The progression toward in vivo experimentation warrants even more significant investment in internal protein production equipment and staff, with timing dependent on the composition of the therapeutic. Vendors can rapidly produce monoclonal antibodies using platform methods to support mouse in vivo experimentation. However, generic production methods may fall short for more complex molecules like multi-specific mAbs and fusion proteins. Additional purification steps may be required to achieve the purity suitable for animal experimentation. More intensive protein analytics may be needed to verify that the desired product is isolated from product-related contaminants.

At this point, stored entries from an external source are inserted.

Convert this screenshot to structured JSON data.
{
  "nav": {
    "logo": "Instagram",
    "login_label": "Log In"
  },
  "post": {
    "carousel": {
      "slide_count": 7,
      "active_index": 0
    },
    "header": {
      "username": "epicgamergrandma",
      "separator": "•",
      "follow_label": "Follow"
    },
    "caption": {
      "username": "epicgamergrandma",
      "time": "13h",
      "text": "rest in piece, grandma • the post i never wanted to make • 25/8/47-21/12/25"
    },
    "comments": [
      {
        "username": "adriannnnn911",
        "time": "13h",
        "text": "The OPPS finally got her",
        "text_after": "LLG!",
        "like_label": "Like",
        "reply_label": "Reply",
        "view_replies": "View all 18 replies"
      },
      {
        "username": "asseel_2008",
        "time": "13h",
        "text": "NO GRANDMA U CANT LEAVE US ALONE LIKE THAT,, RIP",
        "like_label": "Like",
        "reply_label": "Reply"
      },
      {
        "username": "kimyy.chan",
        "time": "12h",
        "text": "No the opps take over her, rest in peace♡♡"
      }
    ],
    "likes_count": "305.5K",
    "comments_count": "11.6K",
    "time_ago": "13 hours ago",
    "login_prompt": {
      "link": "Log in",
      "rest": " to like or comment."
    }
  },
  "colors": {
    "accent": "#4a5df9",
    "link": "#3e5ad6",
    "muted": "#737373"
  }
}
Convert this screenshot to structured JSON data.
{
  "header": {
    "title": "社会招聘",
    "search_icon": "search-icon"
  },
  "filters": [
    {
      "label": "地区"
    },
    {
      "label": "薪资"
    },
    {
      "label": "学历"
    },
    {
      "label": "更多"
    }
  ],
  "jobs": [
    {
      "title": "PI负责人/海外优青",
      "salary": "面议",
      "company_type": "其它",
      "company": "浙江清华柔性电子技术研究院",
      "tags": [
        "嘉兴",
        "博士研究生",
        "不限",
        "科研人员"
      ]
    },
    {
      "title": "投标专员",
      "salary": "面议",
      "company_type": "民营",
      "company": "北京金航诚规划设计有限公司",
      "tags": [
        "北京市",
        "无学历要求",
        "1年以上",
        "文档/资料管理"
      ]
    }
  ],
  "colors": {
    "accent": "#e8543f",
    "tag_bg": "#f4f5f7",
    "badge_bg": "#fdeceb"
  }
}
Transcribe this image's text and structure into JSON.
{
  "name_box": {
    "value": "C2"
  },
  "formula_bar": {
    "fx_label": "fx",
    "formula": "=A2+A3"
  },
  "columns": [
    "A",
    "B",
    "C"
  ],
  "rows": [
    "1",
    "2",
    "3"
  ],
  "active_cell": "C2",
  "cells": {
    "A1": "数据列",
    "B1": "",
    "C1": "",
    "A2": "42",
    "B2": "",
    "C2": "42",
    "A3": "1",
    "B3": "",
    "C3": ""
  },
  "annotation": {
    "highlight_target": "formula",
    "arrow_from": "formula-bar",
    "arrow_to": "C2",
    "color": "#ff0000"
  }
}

By adopting a hybrid approach, a company can split responsibility for production and analytics between the drug innovator and the vendor. This is the case at Bonum - while our team now produces the lion’s share of new candidates on site, we retain the option to outsource to avoid slowing progress on critical programs. The goal here is to build the internal team capabilities and capacity at the right level and time, and leverage vendor partners when it makes sense – all to avoid impacting the rate of testing of new molecules.
Protein Science’s Role In Clinical Lead Selection
In addition to supporting the company’s research, observing protein behavior during production and storage can give critical insight into biophysical differences between potential leads. Precipitation and other signs of product heterogeneity are worth noting. This information may not be relayed from the vendor in standard batch documentation but can be captured in a lab notebook by an observant staff scientist. These notes represent the start of a dossier on promising binding domains. Multiple instances of bad behavior can be justification to deprioritize or optimize these sequences, and if they are identified early enough won’t impact the IND timeline.

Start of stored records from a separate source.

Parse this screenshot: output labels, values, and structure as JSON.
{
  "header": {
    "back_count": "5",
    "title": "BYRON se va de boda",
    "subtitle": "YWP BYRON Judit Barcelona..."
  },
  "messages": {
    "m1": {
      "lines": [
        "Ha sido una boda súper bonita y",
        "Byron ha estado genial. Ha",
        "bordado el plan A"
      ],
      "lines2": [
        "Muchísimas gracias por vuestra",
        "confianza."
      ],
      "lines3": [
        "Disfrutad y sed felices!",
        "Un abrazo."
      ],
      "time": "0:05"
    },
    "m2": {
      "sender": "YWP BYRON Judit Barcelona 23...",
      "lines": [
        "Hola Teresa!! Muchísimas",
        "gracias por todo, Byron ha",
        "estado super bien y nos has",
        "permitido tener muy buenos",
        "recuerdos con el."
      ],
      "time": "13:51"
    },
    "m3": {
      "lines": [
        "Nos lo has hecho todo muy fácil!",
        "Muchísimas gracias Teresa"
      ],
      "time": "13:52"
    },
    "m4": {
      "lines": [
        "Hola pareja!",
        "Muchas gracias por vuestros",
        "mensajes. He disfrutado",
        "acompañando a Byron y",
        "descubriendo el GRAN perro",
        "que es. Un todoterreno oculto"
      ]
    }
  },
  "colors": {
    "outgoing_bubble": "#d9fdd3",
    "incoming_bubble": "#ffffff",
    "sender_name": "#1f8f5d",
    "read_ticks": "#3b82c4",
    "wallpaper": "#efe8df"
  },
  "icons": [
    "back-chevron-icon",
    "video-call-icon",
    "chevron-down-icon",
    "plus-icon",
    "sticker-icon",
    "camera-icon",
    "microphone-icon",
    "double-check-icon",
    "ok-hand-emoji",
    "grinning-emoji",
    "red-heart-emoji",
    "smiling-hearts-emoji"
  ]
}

The protein science team can interrogate other aspects of developability besides what is noted during production. Some methods of evaluating drug candidates for ideal biophysical characteristics don’t require large amounts of protein or specialized equipment. These can be run in parallel to protein production by the same staff members. Biological activity is paramount, but potency can be weighed with other characteristics like stability, solubility, and various measures of unwanted “sticky” behavior. This data can be used to select a lead with reduced development risk prior to transfer to a contract manufacturer for cGMP manufacturing. Lastly, this data can help your company’s efforts to partner/out-license the program or technology if that is part of the business strategy. In the absence of process development and large-scale production data, characterization data generated internally and by CROs can provide supportive data for these discussions.
At Bonum, we now have a great team of scientists focused on protein production and analytics, supported by reliable vendors when suitable. Like many biotech companies, our needs will inevitably change over time, as we move our most promising regulated cytokine therapeutics toward the clinic.
About The Author:
David Bienvenue, Ph.D., joined Good Therapeutics in 2021 and then transitioned to Bonum Therapeutics after Good's acquisition by Roche in 2022. He previously served as vice president of protein sciences, analytical and process development, at Aptevo Therapeutics; director of protein sciences at VLST Corporation; and purification development lead at Dendreon Corporation.